Using a VPN is the best way to increase your security and anonymity online. Consumer VPN apps are designed to be very easy to use, cost less than a pint of beer per month, and ensure that no-one can see what you do online, nor who you are.
While many VPNs shout about their amazing features, a surprising amount of the time they are not enabled by default, or are only present in the Windows app and not the Android or iOS apps. So it pays to understand what those features do and how to check and change settings.
Use the best VPN protocol
A VPN protocol is basically the method of encryption used to secure your connection. There are a few different ones, and some are a lot better than others. Typically, a VPN app will default to whatever that service prefers, but you might find you can change this by delving into the settings.
It’s worth using OpenVPN is almost every situation. It’s fast and uses 256-bit encryption which is the best security on offer currently.
You might find that there's no option to change the protocol on mobile VPN apps, nor even know which protocol is being used. You can check with your VPN provider if you're unsure. Typically, they use OpenVPN though.
Enable the kill switch
VPN connections can fail for a variety of reasons. Maybe the server goes down or there's a different issue. Whatever the problem, when a VPN connection stops, your device will automatically go back back to your regular, unprotected method of contacting the internet which could make you vulnerable, even if the VPN connection is automatically re-establised a few seconds later.
A kill switch, as the name suggests, will stop any data being sent over your internet connection.

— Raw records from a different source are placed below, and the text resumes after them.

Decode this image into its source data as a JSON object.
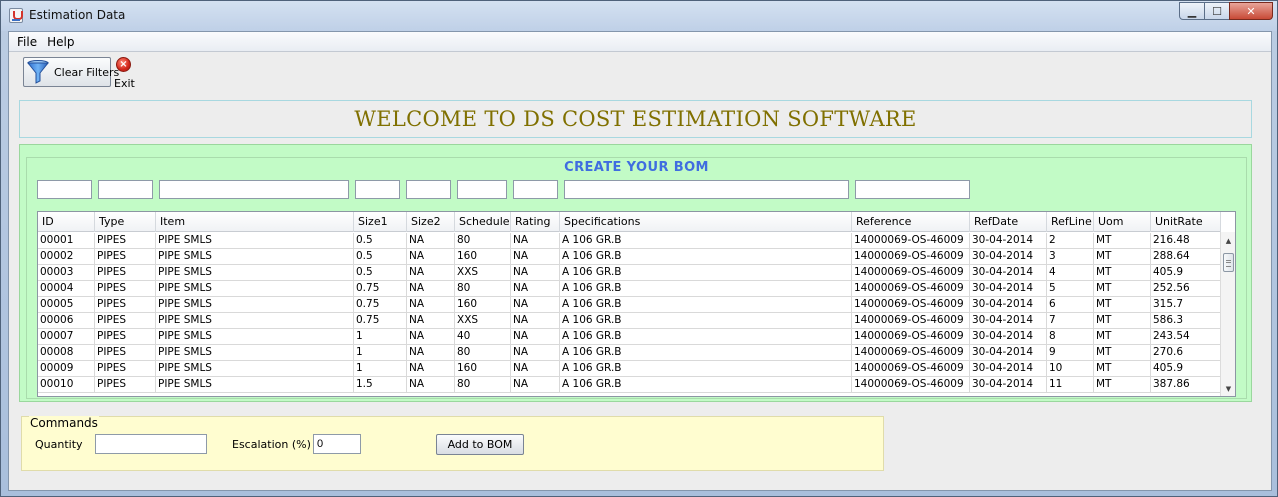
{
  "window": {
    "title": "Estimation Data",
    "controls": {
      "minimize": "▁",
      "maximize": "☐",
      "close": "✕"
    }
  },
  "menu": [
    "File",
    "Help"
  ],
  "toolbar": {
    "clear_filters_label": "Clear Filters",
    "exit_label": "Exit"
  },
  "welcome": "WELCOME TO DS COST ESTIMATION SOFTWARE",
  "bom": {
    "title": "CREATE YOUR BOM",
    "columns": [
      "ID",
      "Type",
      "Item",
      "Size1",
      "Size2",
      "Schedule",
      "Rating",
      "Specifications",
      "Reference",
      "RefDate",
      "RefLine",
      "Uom",
      "UnitRate"
    ],
    "rows": [
      [
        "00001",
        "PIPES",
        "PIPE SMLS",
        "0.5",
        "NA",
        "80",
        "NA",
        "A 106 GR.B",
        "14000069-OS-46009",
        "30-04-2014",
        "2",
        "MT",
        "216.48"
      ],
      [
        "00002",
        "PIPES",
        "PIPE SMLS",
        "0.5",
        "NA",
        "160",
        "NA",
        "A 106 GR.B",
        "14000069-OS-46009",
        "30-04-2014",
        "3",
        "MT",
        "288.64"
      ],
      [
        "00003",
        "PIPES",
        "PIPE SMLS",
        "0.5",
        "NA",
        "XXS",
        "NA",
        "A 106 GR.B",
        "14000069-OS-46009",
        "30-04-2014",
        "4",
        "MT",
        "405.9"
      ],
      [
        "00004",
        "PIPES",
        "PIPE SMLS",
        "0.75",
        "NA",
        "80",
        "NA",
        "A 106 GR.B",
        "14000069-OS-46009",
        "30-04-2014",
        "5",
        "MT",
        "252.56"
      ],
      [
        "00005",
        "PIPES",
        "PIPE SMLS",
        "0.75",
        "NA",
        "160",
        "NA",
        "A 106 GR.B",
        "14000069-OS-46009",
        "30-04-2014",
        "6",
        "MT",
        "315.7"
      ],
      [
        "00006",
        "PIPES",
        "PIPE SMLS",
        "0.75",
        "NA",
        "XXS",
        "NA",
        "A 106 GR.B",
        "14000069-OS-46009",
        "30-04-2014",
        "7",
        "MT",
        "586.3"
      ],
      [
        "00007",
        "PIPES",
        "PIPE SMLS",
        "1",
        "NA",
        "40",
        "NA",
        "A 106 GR.B",
        "14000069-OS-46009",
        "30-04-2014",
        "8",
        "MT",
        "243.54"
      ],
      [
        "00008",
        "PIPES",
        "PIPE SMLS",
        "1",
        "NA",
        "80",
        "NA",
        "A 106 GR.B",
        "14000069-OS-46009",
        "30-04-2014",
        "9",
        "MT",
        "270.6"
      ],
      [
        "00009",
        "PIPES",
        "PIPE SMLS",
        "1",
        "NA",
        "160",
        "NA",
        "A 106 GR.B",
        "14000069-OS-46009",
        "30-04-2014",
        "10",
        "MT",
        "405.9"
      ],
      [
        "00010",
        "PIPES",
        "PIPE SMLS",
        "1.5",
        "NA",
        "80",
        "NA",
        "A 106 GR.B",
        "14000069-OS-46009",
        "30-04-2014",
        "11",
        "MT",
        "387.86"
      ]
    ]
  },
  "commands": {
    "legend": "Commands",
    "quantity_label": "Quantity",
    "quantity_value": "",
    "escalation_label": "Escalation (%)",
    "escalation_value": "0",
    "add_button": "Add to BOM"
  },
  "colors": {
    "welcome_text": "#807000",
    "bom_title": "#3f6de0",
    "bom_background": "#c2fbc6",
    "commands_background": "#fffdd0"
  },
  "icons": {
    "clear_filters": "funnel-icon",
    "exit": "close-circle-icon",
    "scroll_up": "arrow-up-icon",
    "scroll_down": "arrow-down-icon"
  }
}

Many VPN clients will have their own kill switch built into their software, but not all. And sometimes, you'll find they are switched off by default.

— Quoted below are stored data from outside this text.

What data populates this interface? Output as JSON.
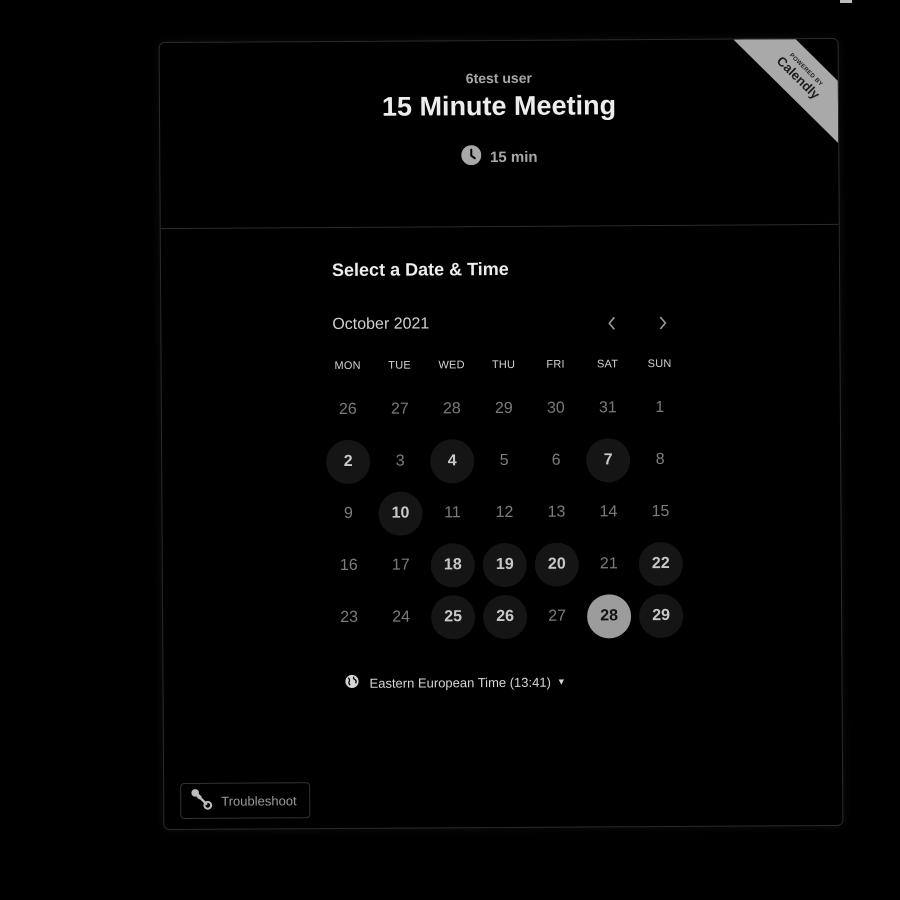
{
  "ribbon": {
    "powered_by": "POWERED BY",
    "brand": "Calendly"
  },
  "header": {
    "host_name": "6test user",
    "event_title": "15 Minute Meeting",
    "duration": "15 min",
    "duration_icon": "clock-icon"
  },
  "scheduler": {
    "section_title": "Select a Date & Time",
    "month_label": "October 2021",
    "prev_icon": "chevron-left-icon",
    "next_icon": "chevron-right-icon",
    "weekdays": [
      "MON",
      "TUE",
      "WED",
      "THU",
      "FRI",
      "SAT",
      "SUN"
    ],
    "days": [
      {
        "label": "26",
        "state": "other"
      },
      {
        "label": "27",
        "state": "other"
      },
      {
        "label": "28",
        "state": "other"
      },
      {
        "label": "29",
        "state": "other"
      },
      {
        "label": "30",
        "state": "other"
      },
      {
        "label": "31",
        "state": "other"
      },
      {
        "label": "1",
        "state": "unavailable"
      },
      {
        "label": "2",
        "state": "available"
      },
      {
        "label": "3",
        "state": "unavailable"
      },
      {
        "label": "4",
        "state": "available"
      },
      {
        "label": "5",
        "state": "unavailable"
      },
      {
        "label": "6",
        "state": "unavailable"
      },
      {
        "label": "7",
        "state": "available"
      },
      {
        "label": "8",
        "state": "unavailable"
      },
      {
        "label": "9",
        "state": "unavailable"
      },
      {
        "label": "10",
        "state": "available"
      },
      {
        "label": "11",
        "state": "unavailable"
      },
      {
        "label": "12",
        "state": "unavailable"
      },
      {
        "label": "13",
        "state": "unavailable"
      },
      {
        "label": "14",
        "state": "unavailable"
      },
      {
        "label": "15",
        "state": "unavailable"
      },
      {
        "label": "16",
        "state": "unavailable"
      },
      {
        "label": "17",
        "state": "unavailable"
      },
      {
        "label": "18",
        "state": "available"
      },
      {
        "label": "19",
        "state": "available"
      },
      {
        "label": "20",
        "state": "available"
      },
      {
        "label": "21",
        "state": "unavailable"
      },
      {
        "label": "22",
        "state": "available"
      },
      {
        "label": "23",
        "state": "unavailable"
      },
      {
        "label": "24",
        "state": "unavailable"
      },
      {
        "label": "25",
        "state": "available"
      },
      {
        "label": "26",
        "state": "available"
      },
      {
        "label": "27",
        "state": "unavailable"
      },
      {
        "label": "28",
        "state": "selected"
      },
      {
        "label": "29",
        "state": "available"
      }
    ],
    "timezone_label": "Eastern European Time (13:41)",
    "timezone_icon": "globe-icon",
    "timezone_caret_icon": "caret-down-icon"
  },
  "footer": {
    "troubleshoot_label": "Troubleshoot",
    "troubleshoot_icon": "wrench-icon"
  },
  "colors": {
    "background": "#000000",
    "available_day_bg": "#151515",
    "selected_day_bg": "#9c9c9c",
    "ribbon_bg": "#a9a9a9"
  }
}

If your VPN service doesn't offer a kill switch you might want to change and sign up for a service that does. Here are the best VPN services.
Domain Name Servers (DNS) are essentially the phone books of the internet. They are a directory of domain names (websites) that have Internet Protocol (IP) addresses associated with them. This is why you can type a website’s name instead of the the string of numbers that makes up its IP address. It's no different from tapping a name in your contact list instead of keying in that person's number.

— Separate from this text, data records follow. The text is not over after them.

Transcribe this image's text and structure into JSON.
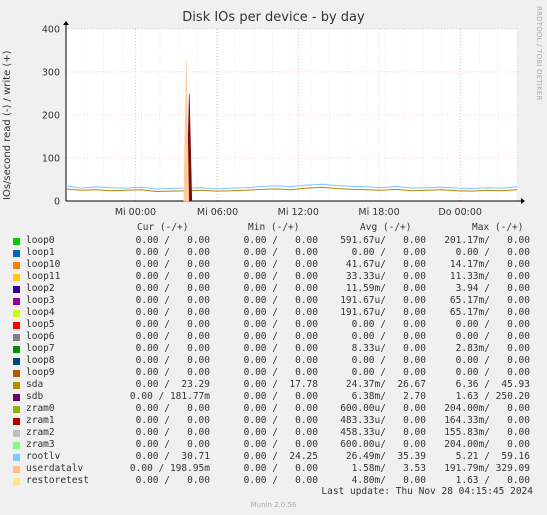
{
  "title": "Disk IOs per device - by day",
  "side_credit": "RRDTOOL / TOBI OETIKER",
  "footer": "Munin 2.0.56",
  "last_update": "Last update: Thu Nov 28 04:15:45 2024",
  "headers": [
    "Cur (-/+)",
    "Min (-/+)",
    "Avg (-/+)",
    "Max (-/+)"
  ],
  "colors": {
    "grid_red": "#ff9999",
    "bg": "#f0f0f0",
    "plot_bg": "#ffffff"
  },
  "chart_data": {
    "type": "line",
    "title": "Disk IOs per device - by day",
    "ylabel": "IOs/second read (-) / write (+)",
    "ylim": [
      0,
      400
    ],
    "yticks": [
      0,
      100,
      200,
      300,
      400
    ],
    "xticks": [
      "Mi 00:00",
      "Mi 06:00",
      "Mi 12:00",
      "Mi 18:00",
      "Do 00:00"
    ],
    "x": [
      0,
      1,
      2,
      3,
      4,
      5,
      6,
      7,
      8,
      9,
      10,
      11,
      12,
      13,
      14,
      15,
      16,
      17,
      18,
      19,
      20,
      21,
      22,
      23,
      24,
      25,
      26,
      27,
      28,
      29,
      30
    ],
    "series": [
      {
        "name": "sda",
        "color": "#b8860b",
        "values": [
          28,
          25,
          26,
          24,
          25,
          26,
          22,
          23,
          24,
          25,
          23,
          24,
          25,
          27,
          28,
          26,
          30,
          32,
          29,
          27,
          26,
          25,
          27,
          24,
          25,
          26,
          24,
          23,
          25,
          24,
          26
        ]
      },
      {
        "name": "rootlv",
        "color": "#7fc4ff",
        "values": [
          35,
          30,
          33,
          31,
          30,
          32,
          28,
          29,
          30,
          31,
          28,
          30,
          31,
          34,
          35,
          33,
          37,
          39,
          36,
          34,
          33,
          31,
          34,
          30,
          31,
          32,
          30,
          29,
          31,
          30,
          33
        ]
      },
      {
        "name": "sdb",
        "color": "#7a0a0a",
        "spike": {
          "at": 8.2,
          "value": 250
        }
      },
      {
        "name": "userdatalv",
        "color": "#ffcc99",
        "spike": {
          "at": 8.0,
          "value": 329
        }
      }
    ],
    "legend": [
      {
        "name": "loop0",
        "color": "#00cc00",
        "cur": "0.00 /   0.00",
        "min": "0.00 /   0.00",
        "avg": "591.67u/   0.00",
        "max": "201.17m/   0.00"
      },
      {
        "name": "loop1",
        "color": "#0066b3",
        "cur": "0.00 /   0.00",
        "min": "0.00 /   0.00",
        "avg": "0.00 /   0.00",
        "max": "0.00 /   0.00"
      },
      {
        "name": "loop10",
        "color": "#ff8000",
        "cur": "0.00 /   0.00",
        "min": "0.00 /   0.00",
        "avg": "41.67u/   0.00",
        "max": "14.17m/   0.00"
      },
      {
        "name": "loop11",
        "color": "#ffcc00",
        "cur": "0.00 /   0.00",
        "min": "0.00 /   0.00",
        "avg": "33.33u/   0.00",
        "max": "11.33m/   0.00"
      },
      {
        "name": "loop2",
        "color": "#330099",
        "cur": "0.00 /   0.00",
        "min": "0.00 /   0.00",
        "avg": "11.59m/   0.00",
        "max": "3.94 /   0.00"
      },
      {
        "name": "loop3",
        "color": "#990099",
        "cur": "0.00 /   0.00",
        "min": "0.00 /   0.00",
        "avg": "191.67u/   0.00",
        "max": "65.17m/   0.00"
      },
      {
        "name": "loop4",
        "color": "#ccff00",
        "cur": "0.00 /   0.00",
        "min": "0.00 /   0.00",
        "avg": "191.67u/   0.00",
        "max": "65.17m/   0.00"
      },
      {
        "name": "loop5",
        "color": "#ff0000",
        "cur": "0.00 /   0.00",
        "min": "0.00 /   0.00",
        "avg": "0.00 /   0.00",
        "max": "0.00 /   0.00"
      },
      {
        "name": "loop6",
        "color": "#808080",
        "cur": "0.00 /   0.00",
        "min": "0.00 /   0.00",
        "avg": "0.00 /   0.00",
        "max": "0.00 /   0.00"
      },
      {
        "name": "loop7",
        "color": "#008f00",
        "cur": "0.00 /   0.00",
        "min": "0.00 /   0.00",
        "avg": "8.33u/   0.00",
        "max": "2.83m/   0.00"
      },
      {
        "name": "loop8",
        "color": "#00487d",
        "cur": "0.00 /   0.00",
        "min": "0.00 /   0.00",
        "avg": "0.00 /   0.00",
        "max": "0.00 /   0.00"
      },
      {
        "name": "loop9",
        "color": "#b35a00",
        "cur": "0.00 /   0.00",
        "min": "0.00 /   0.00",
        "avg": "0.00 /   0.00",
        "max": "0.00 /   0.00"
      },
      {
        "name": "sda",
        "color": "#b38f00",
        "cur": "0.00 /  23.29",
        "min": "0.00 /  17.78",
        "avg": "24.37m/  26.67",
        "max": "6.36 /  45.93"
      },
      {
        "name": "sdb",
        "color": "#6b006b",
        "cur": "0.00 / 181.77m",
        "min": "0.00 /   0.00",
        "avg": "6.38m/   2.70",
        "max": "1.63 / 250.20"
      },
      {
        "name": "zram0",
        "color": "#8fb300",
        "cur": "0.00 /   0.00",
        "min": "0.00 /   0.00",
        "avg": "600.00u/   0.00",
        "max": "204.00m/   0.00"
      },
      {
        "name": "zram1",
        "color": "#b30000",
        "cur": "0.00 /   0.00",
        "min": "0.00 /   0.00",
        "avg": "483.33u/   0.00",
        "max": "164.33m/   0.00"
      },
      {
        "name": "zram2",
        "color": "#bebebe",
        "cur": "0.00 /   0.00",
        "min": "0.00 /   0.00",
        "avg": "458.33u/   0.00",
        "max": "155.83m/   0.00"
      },
      {
        "name": "zram3",
        "color": "#80ff80",
        "cur": "0.00 /   0.00",
        "min": "0.00 /   0.00",
        "avg": "600.00u/   0.00",
        "max": "204.00m/   0.00"
      },
      {
        "name": "rootlv",
        "color": "#80c9ff",
        "cur": "0.00 /  30.71",
        "min": "0.00 /  24.25",
        "avg": "26.49m/  35.39",
        "max": "5.21 /  59.16"
      },
      {
        "name": "userdatalv",
        "color": "#ffc080",
        "cur": "0.00 / 198.95m",
        "min": "0.00 /   0.00",
        "avg": "1.58m/   3.53",
        "max": "191.79m/ 329.09"
      },
      {
        "name": "restoretest",
        "color": "#ffe680",
        "cur": "0.00 /   0.00",
        "min": "0.00 /   0.00",
        "avg": "4.80m/   0.00",
        "max": "1.63 /   0.00"
      }
    ]
  }
}
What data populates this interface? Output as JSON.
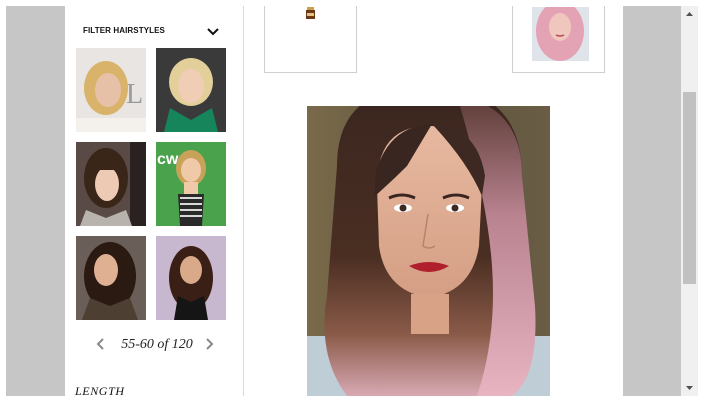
{
  "sidebar": {
    "filter_title": "FILTER HAIRSTYLES",
    "chevron_icon": "chevron-down-icon",
    "thumbnails": [
      {
        "name": "hairstyle-thumb-1",
        "bg": "#e9e5e2",
        "hair": "#d9b36a",
        "skin": "#e7c1a7",
        "top": "#f4f0ec"
      },
      {
        "name": "hairstyle-thumb-2",
        "bg": "#3a3a3a",
        "hair": "#e2cf9a",
        "skin": "#f0cdb5",
        "top": "#17855c"
      },
      {
        "name": "hairstyle-thumb-3",
        "bg": "#5a4a46",
        "hair": "#3a2519",
        "skin": "#eccab4",
        "top": "#b9b3ad"
      },
      {
        "name": "hairstyle-thumb-4",
        "bg": "#4aa34c",
        "hair": "#c9a25a",
        "skin": "#f0c9a8",
        "top": "#2a2a2a"
      },
      {
        "name": "hairstyle-thumb-5",
        "bg": "#6a5e58",
        "hair": "#2b1a12",
        "skin": "#e0b093",
        "top": "#4d3f32"
      },
      {
        "name": "hairstyle-thumb-6",
        "bg": "#c7b8cf",
        "hair": "#3a1f16",
        "skin": "#d9a98a",
        "top": "#151515"
      }
    ],
    "pager": {
      "prev_icon": "chevron-left-icon",
      "text": "55-60 of 120",
      "next_icon": "chevron-right-icon"
    },
    "length_label": "LENGTH"
  },
  "main": {
    "card_left_icon": "product-bottle-icon",
    "card_right_image": "pink-hair-thumbnail",
    "portrait": "hairstyle-portrait-image"
  },
  "scrollbar": {
    "up_icon": "scroll-up-arrow-icon",
    "down_icon": "scroll-down-arrow-icon"
  }
}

When you’re connected to a VPN, it should automatically use a secure DNS server. However, this is not always the case as your computer may be defaulting to a standard public DNS server or the one provided by your ISP. This is known as a ‘DNS leak’ and it's bad: it can reveal to your ISP which sites you're looking at and clearly compromises your anonymity.
You can test if your VPN service has any DNS leak problems on DNSleaktest.com. First visit the site without your VPN connected. Look at the IP address at the top and the location.
Now connect to a server in a different country in your VPN app, then refresh the site in your browser. You should see a location in that country and a new IP address.
If you see no change, then your VPN is leaking your DNS details.
I am based in London, but as far as any website or online service is concerned, I am soaking up the atmosphere in lovely Prague – so my DNS is not leaking. If it showed me in London, then it would be leaking.
The same website has further instructions on how to fix a DNS leak, should you need it.
While we’re on the subject of leaking, it's important that your VPN doesn't leak your real IP address, which would reveal your true location and possibly even your identity.
Naturally, most VPN services automatically assign you a new IP address in the country you've connected to. Some, such as Hotspot Shield, have a 'Prevent IP leak' option in the settings, but most don't because there's no need: it's a fundamental feature of a VPN service. But it's worth checking that your VPN isn't leaking your true IP address.
To do that, connect to a VPN server in a different country to the one you're in and head to ipleak.net and make sure the IP address it reports shows the country you just chose.
IPv6 is a version of internet protocol that allows a larger amount of internet addresses than IPv4, which is was the previous standard. Internet providers are in the process of moving to IPv6, but it currently operates outside of the VPN, so it can give away your identity.
Some VPN clients will have the built in ability to disable IPv6, and you can check if your VPN is giving you away here at ipv6leak.com.
If your IPv6 is leaking, you can disable it manually to preserve your anonymity.
Making these changes will ensure that your VPN use experience is as safe as it can be, taking your security that extra step further to give yourself that complete peace of mind.